American Journal of Roentgenology
- Discipline: Radiology
- Language: English
- Edited by: Andrew B. Rosenkrantz

Publication details
- Former name(s): American Journal of Radiology
- Publisher: American Roentgen Ray Society (United States)

Standard abbreviations
- ISO 4: Am. J. Roentgenol.

Indexing
- ISSN: 1546-3141
- OCLC no.: 225117471

Links
- Journal homepage;

= American Journal of Roentgenology =

The American Journal of Roentgenology (AJR) is a monthly peer-reviewed journal that covers topics in radiology. It is published by the American Roentgen Ray Society (ARRS) and is based in Leesburg, VA. The current editor-in-chief (August 2020) is Andrew B. Rosenkrantz.

== History ==
The publication has undergone several changes throughout its history.
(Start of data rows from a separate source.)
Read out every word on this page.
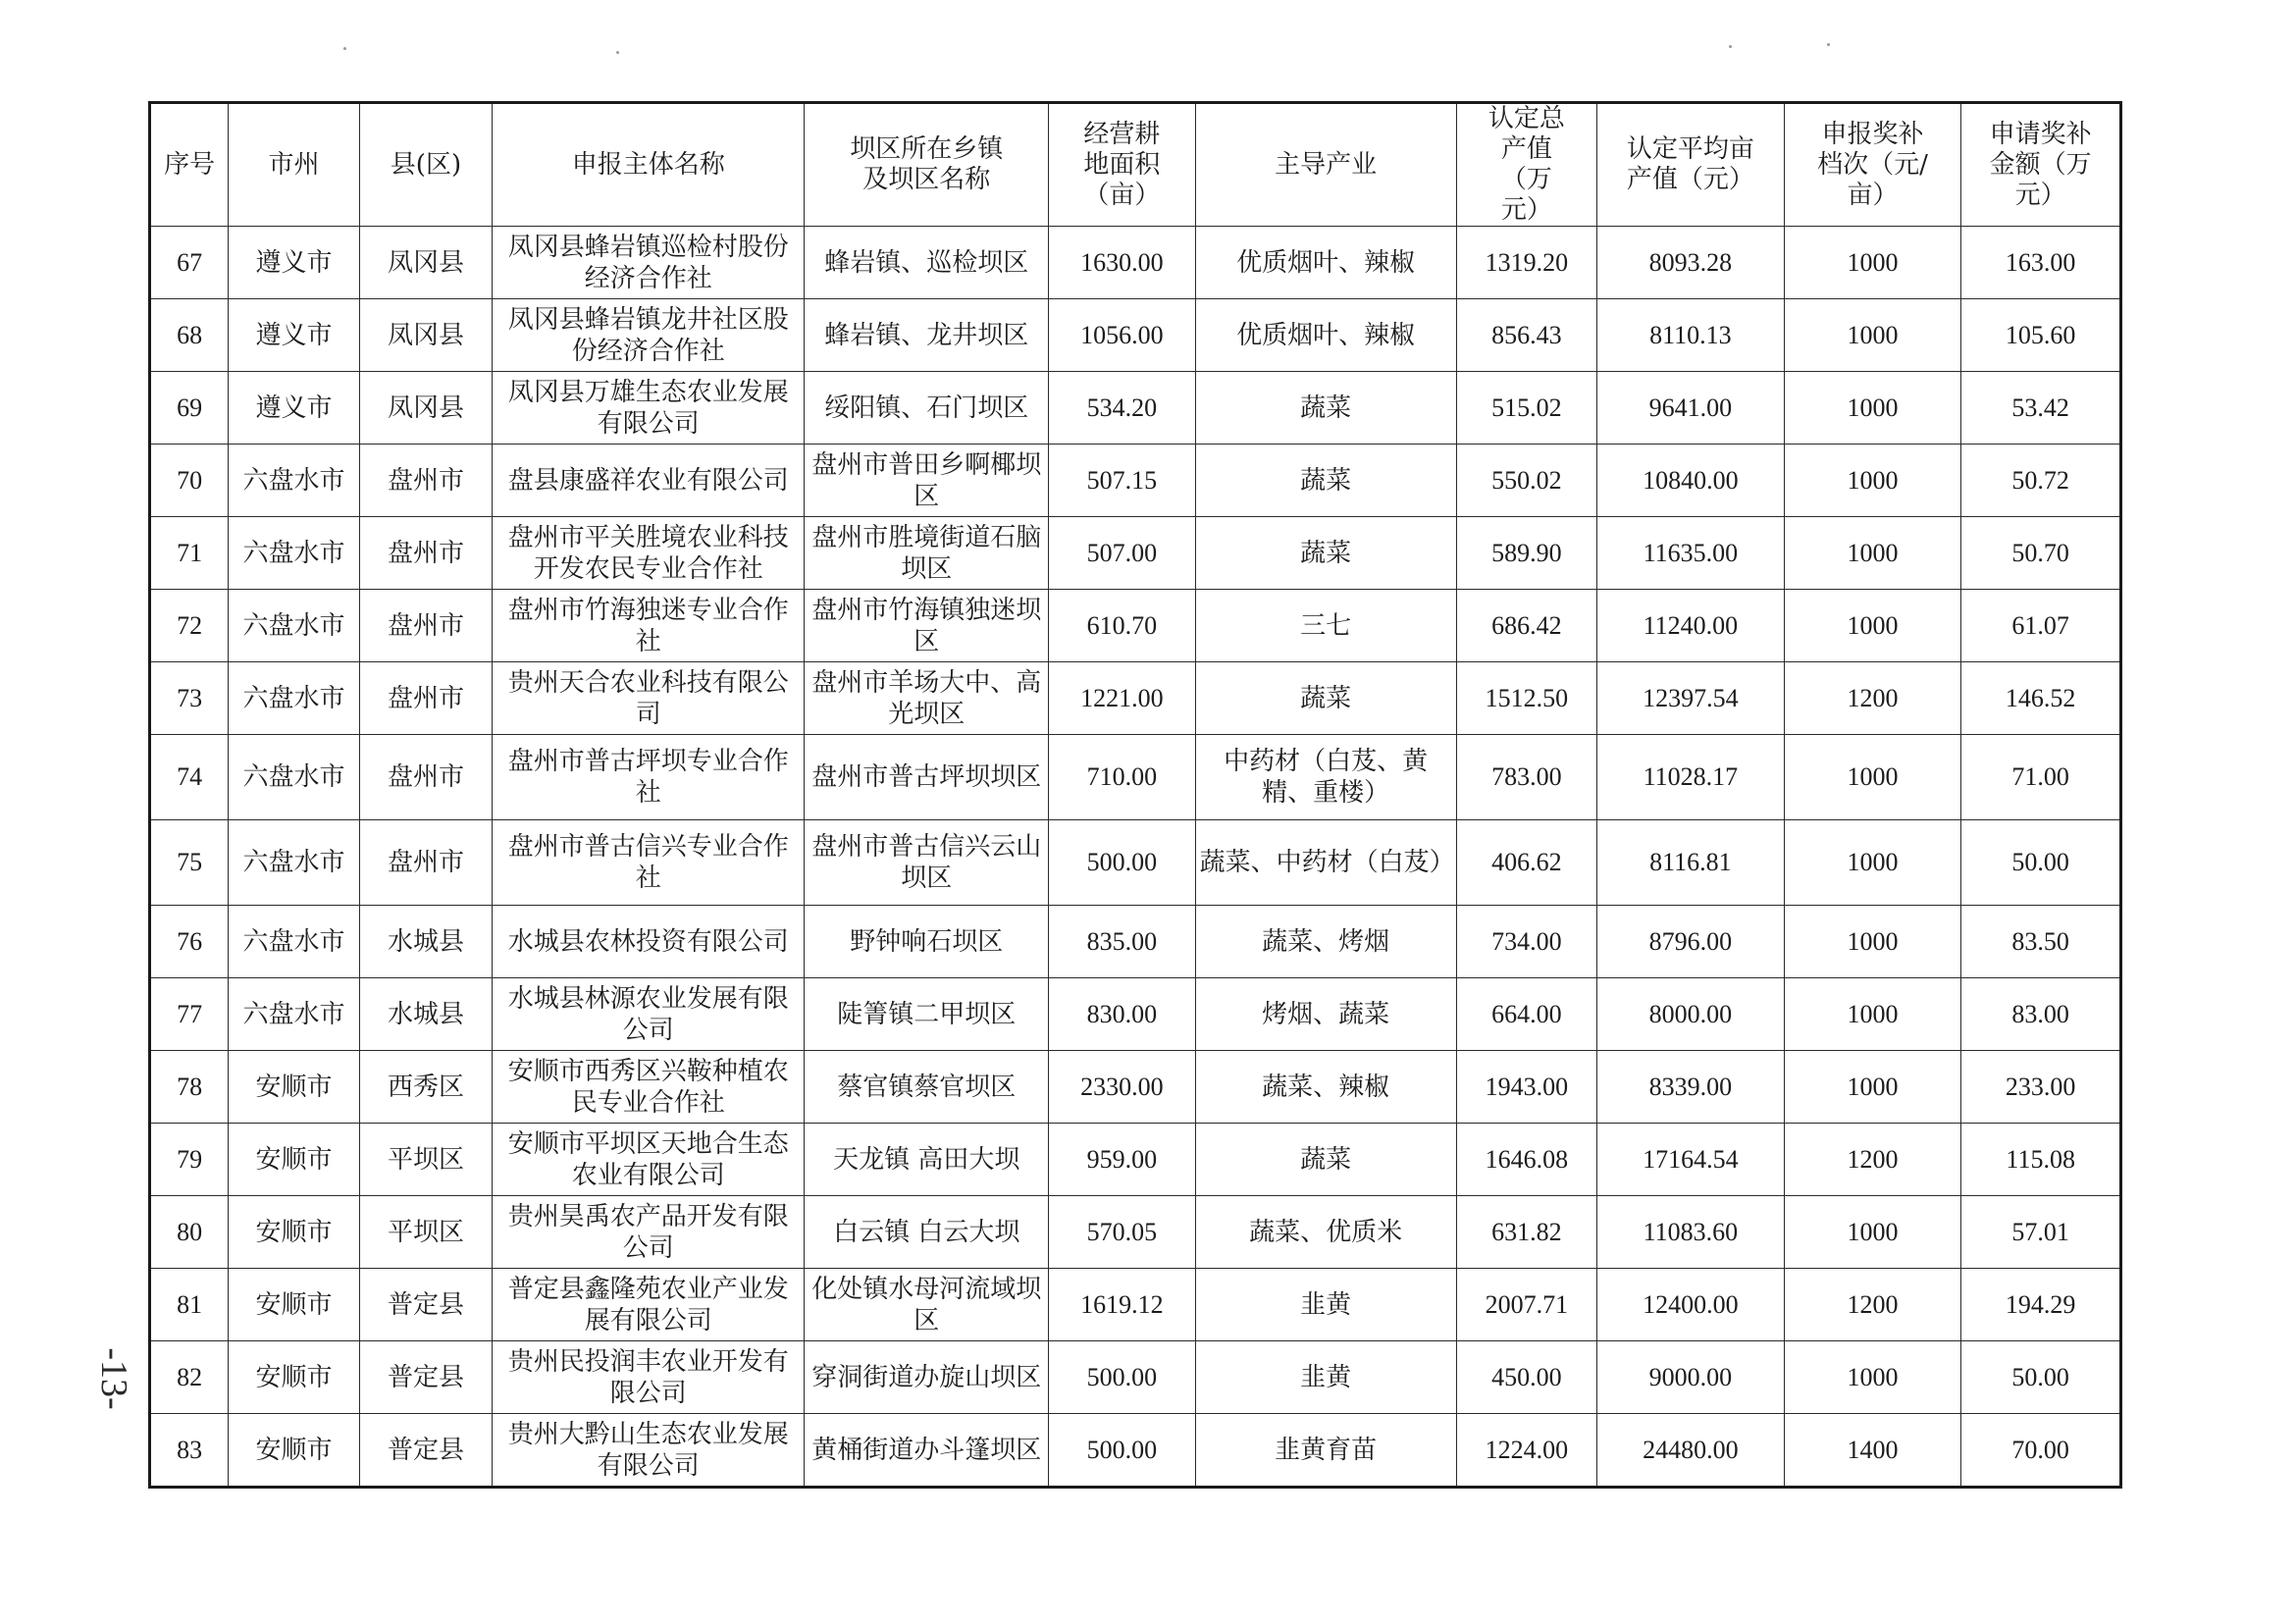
序号	市州	县(区)	申报主体名称	坝区所在乡镇及坝区名称	经营耕地面积（亩）	主导产业	认定总产值（万元）	认定平均亩产值（元）	申报奖补档次（元/亩）	申请奖补金额（万元）
67	遵义市	凤冈县	凤冈县蜂岩镇巡检村股份经济合作社	蜂岩镇、巡检坝区	1630.00	优质烟叶、辣椒	1319.20	8093.28	1000	163.00
68	遵义市	凤冈县	凤冈县蜂岩镇龙井社区股份经济合作社	蜂岩镇、龙井坝区	1056.00	优质烟叶、辣椒	856.43	8110.13	1000	105.60
69	遵义市	凤冈县	凤冈县万雄生态农业发展有限公司	绥阳镇、石门坝区	534.20	蔬菜	515.02	9641.00	1000	53.42
70	六盘水市	盘州市	盘县康盛祥农业有限公司	盘州市普田乡啊椰坝区	507.15	蔬菜	550.02	10840.00	1000	50.72
71	六盘水市	盘州市	盘州市平关胜境农业科技开发农民专业合作社	盘州市胜境街道石脑坝区	507.00	蔬菜	589.90	11635.00	1000	50.70
72	六盘水市	盘州市	盘州市竹海独迷专业合作社	盘州市竹海镇独迷坝区	610.70	三七	686.42	11240.00	1000	61.07
73	六盘水市	盘州市	贵州天合农业科技有限公司	盘州市羊场大中、高光坝区	1221.00	蔬菜	1512.50	12397.54	1200	146.52
74	六盘水市	盘州市	盘州市普古坪坝专业合作社	盘州市普古坪坝坝区	710.00	中药材（白芨、黄精、重楼）	783.00	11028.17	1000	71.00
75	六盘水市	盘州市	盘州市普古信兴专业合作社	盘州市普古信兴云山坝区	500.00	蔬菜、中药材（白芨）	406.62	8116.81	1000	50.00
76	六盘水市	水城县	水城县农林投资有限公司	野钟响石坝区	835.00	蔬菜、烤烟	734.00	8796.00	1000	83.50
77	六盘水市	水城县	水城县林源农业发展有限公司	陡箐镇二甲坝区	830.00	烤烟、蔬菜	664.00	8000.00	1000	83.00
78	安顺市	西秀区	安顺市西秀区兴鞍种植农民专业合作社	蔡官镇蔡官坝区	2330.00	蔬菜、辣椒	1943.00	8339.00	1000	233.00
79	安顺市	平坝区	安顺市平坝区天地合生态农业有限公司	天龙镇 高田大坝	959.00	蔬菜	1646.08	17164.54	1200	115.08
80	安顺市	平坝区	贵州昊禹农产品开发有限公司	白云镇 白云大坝	570.05	蔬菜、优质米	631.82	11083.60	1000	57.01
81	安顺市	普定县	普定县鑫隆苑农业产业发展有限公司	化处镇水母河流域坝区	1619.12	韭黄	2007.71	12400.00	1200	194.29
82	安顺市	普定县	贵州民投润丰农业开发有限公司	穿洞街道办旋山坝区	500.00	韭黄	450.00	9000.00	1000	50.00
83	安顺市	普定县	贵州大黔山生态农业发展有限公司	黄桶街道办斗篷坝区	500.00	韭黄育苗	1224.00	24480.00	1400	70.00
-13-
The initial publication in 1906 was entitled the American Quarterly of Roentgenology, and was officially associated with the ARRS in 1909. In 1913, journal was renamed the American Journal of Roentgenology, and publication frequency was increased to a monthly basis under editor Preston M. Hickey. Hickey would remain editor-in-chief for approximately 10 years, and became a pioneering voice for evolution of radiologic education and reporting. With the advent of radiation therapy and nuclear medicine under the auspices of radiology, there was a period from 1920 to 1970s during which the ARRS began publishing articles on topics of radiation oncology and nuclear medicine in addition to diagnostic radiology. Accordingly, the journal was renamed American Journal of Roentgenology and Radium Therapy in 1922, and later the American Journal of Roentgenology, Radium Therapy, and Nuclear Medicine. Finally in 1976, the journal was once again renamed back to American Journal of Roentgenology at which time mandatory peer-review was implemented.

In 1975, publication committee chairman Raymond Gagliardi and editor in chief Melvin Figley founded The American Journal of Neuroradiology together with the American Society of Neuroradiology.